VW shares were down 2.8 percent, with Daimler and BMW down 3.4 percent and 2.5 percent respectively, lagging the blue-chip DAX index, which was 0.7 percent lower.
Exane BNP Paribas automotive analyst Stuart Pearson said little was known about the allegations, but no signs had emerged about fixing prices charged to consumers.
"More ugly details could yet emerge, leaving German manufacturers - and the EU auto sector - still firmly in the sin bin for now," he added.
The car industry has been hit with billion-euro fines on both sides of the Atlantic in recent years for cartels related to various parts such as lighting systems, engine coolers and bearings.
The industry's record on exhaust emissions is also under close scrutiny after VW admitted in September 2015 to cheating U.S. diesel emissions tests and investigations have shown many vehicles exceeding pollution limits outside of testing labs.
On Friday, German magazine Der Spiegel said VW, its Audi and Porsche brands, Mercedes-owner Daimler and BMW may have colluded to fix prices on components, including of diesel emissions treatment systems, using industry committees.
Spiegel said the talks also led to the use of smaller tanks containing AdBlue, a urea-based liquid needed to help filter nitrogen oxides (NOx) from diesel emissions. Larger tanks would have been more expensive, the magazine said.

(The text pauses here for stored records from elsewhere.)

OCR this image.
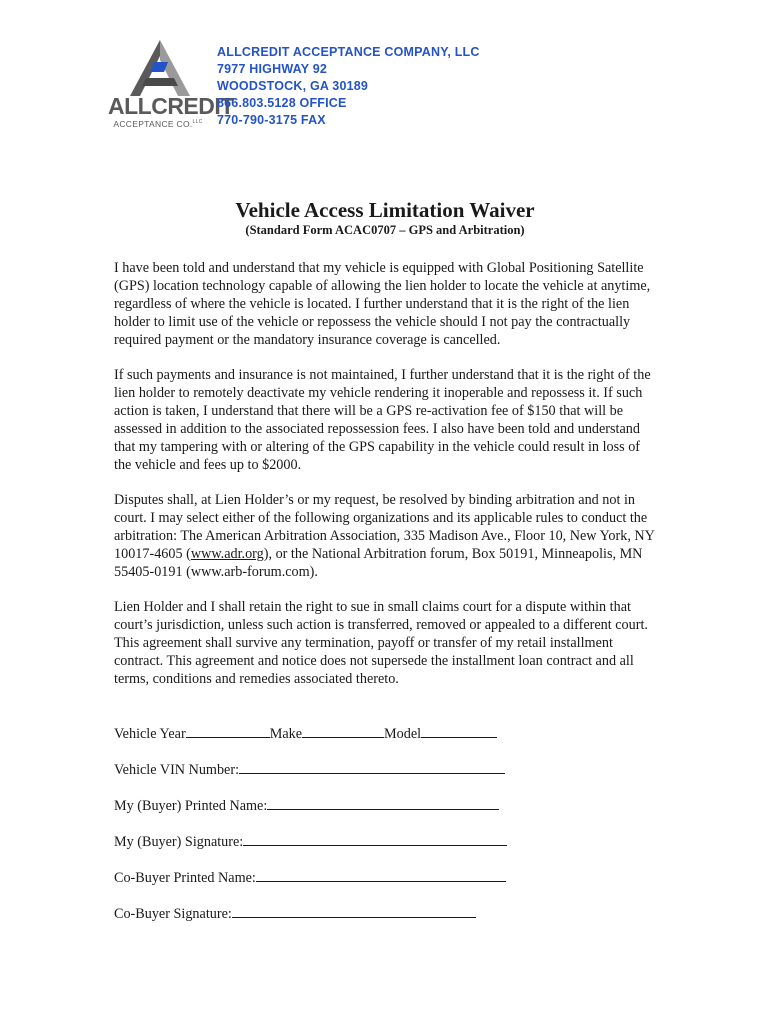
ALLCREDIT
ACCEPTANCE CO.$^{LLC}$
ALLCREDIT ACCEPTANCE COMPANY, LLC
7977 HIGHWAY 92
WOODSTOCK, GA 30189
866.803.5128 OFFICE
770-790-3175 FAX
Vehicle Access Limitation Waiver

(Standard Form ACAC0707 – GPS and Arbitration)

I have been told and understand that my vehicle is equipped with Global Positioning Satellite (GPS) location technology capable of allowing the lien holder to locate the vehicle at anytime, regardless of where the vehicle is located. I further understand that it is the right of the lien holder to limit use of the vehicle or repossess the vehicle should I not pay the contractually required payment or the mandatory insurance coverage is cancelled.

If such payments and insurance is not maintained, I further understand that it is the right of the lien holder to remotely deactivate my vehicle rendering it inoperable and repossess it. If such action is taken, I understand that there will be a GPS re-activation fee of $150 that will be assessed in addition to the associated repossession fees. I also have been told and understand that my tampering with or altering of the GPS capability in the vehicle could result in loss of the vehicle and fees up to $2000.

Disputes shall, at Lien Holder’s or my request, be resolved by binding arbitration and not in court. I may select either of the following organizations and its applicable rules to conduct the arbitration: The American Arbitration Association, 335 Madison Ave., Floor 10, New York, NY 10017-4605 (www.adr.org), or the National Arbitration forum, Box 50191, Minneapolis, MN 55405-0191 (www.arb-forum.com).

Lien Holder and I shall retain the right to sue in small claims court for a dispute within that court’s jurisdiction, unless such action is transferred, removed or appealed to a different court. This agreement shall survive any termination, payoff or transfer of my retail installment contract. This agreement and notice does not supersede the installment loan contract and all terms, conditions and remedies associated thereto.

Vehicle Year	Make	Model
Vehicle VIN Number:
My (Buyer) Printed Name:
My (Buyer) Signature:
Co-Buyer Printed Name:
Co-Buyer Signature:
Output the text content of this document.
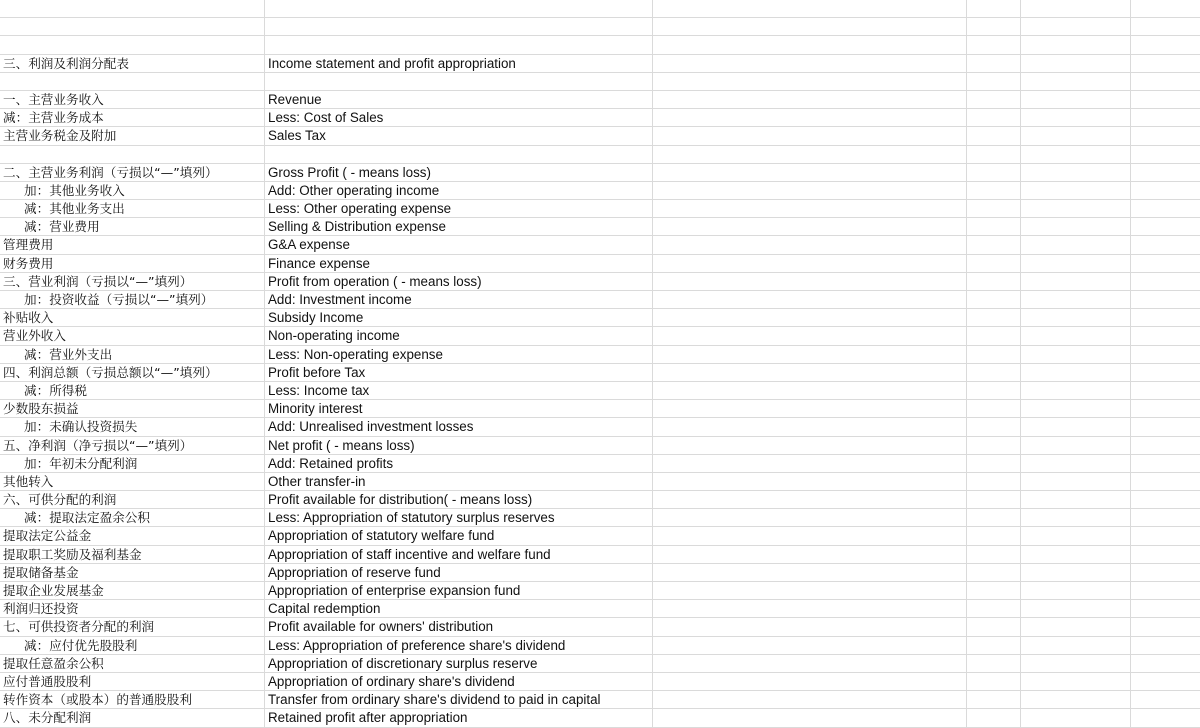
三、利润及利润分配表	Income statement and profit appropriation
一、主营业务收入	Revenue
减：主营业务成本	Less: Cost of Sales
主营业务税金及附加	Sales Tax
二、主营业务利润（亏损以“—”填列）	Gross Profit ( - means loss)
加：其他业务收入	Add: Other operating income
减：其他业务支出	Less: Other operating expense
减：营业费用	Selling & Distribution expense
管理费用	G&A expense
财务费用	Finance expense
三、营业利润（亏损以“—”填列）	Profit from operation ( - means loss)
加：投资收益（亏损以“—”填列）	Add: Investment income
补贴收入	Subsidy Income
营业外收入	Non-operating income
减：营业外支出	Less: Non-operating expense
四、利润总额（亏损总额以“—”填列）	Profit before Tax
减：所得税	Less: Income tax
少数股东损益	Minority interest
加：未确认投资损失	Add: Unrealised investment losses
五、净利润（净亏损以“—”填列）	Net profit ( - means loss)
加：年初未分配利润	Add: Retained profits
其他转入	Other transfer-in
六、可供分配的利润	Profit available for distribution( - means loss)
减：提取法定盈余公积	Less: Appropriation of statutory surplus reserves
提取法定公益金	Appropriation of statutory welfare fund
提取职工奖励及福利基金	Appropriation of staff incentive and welfare fund
提取储备基金	Appropriation of reserve fund
提取企业发展基金	Appropriation of enterprise expansion fund
利润归还投资	Capital redemption
七、可供投资者分配的利润	Profit available for owners' distribution
减：应付优先股股利	Less: Appropriation of preference share's dividend
提取任意盈余公积	Appropriation of discretionary surplus reserve
应付普通股股利	Appropriation of ordinary share's dividend
转作资本（或股本）的普通股股利	Transfer from ordinary share's dividend to paid in capital
八、未分配利润	Retained profit after appropriation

Auto industry experts, however, have said the effectiveness of exhaust filtering systems does not depend on the size of an AdBlue Tank. BMW, for example, has equipped its cars with urea injection as well as a NOx-storage catalytic converter. The two systems combined ensure vehicles fulfill emissions requirements.
BMW on Sunday said emissions filtering systems in its cars were adequate and that discussions with other manufacturers about AdBlue fluid were held with a view toward building a pan-European network of AdBlue refilling stations.
Daimler said on Monday it had a substantial compliance program which was "constantly improved and adapted." Daimler's works council chief Michael Brecht demanded an immediate investigations into the allegations.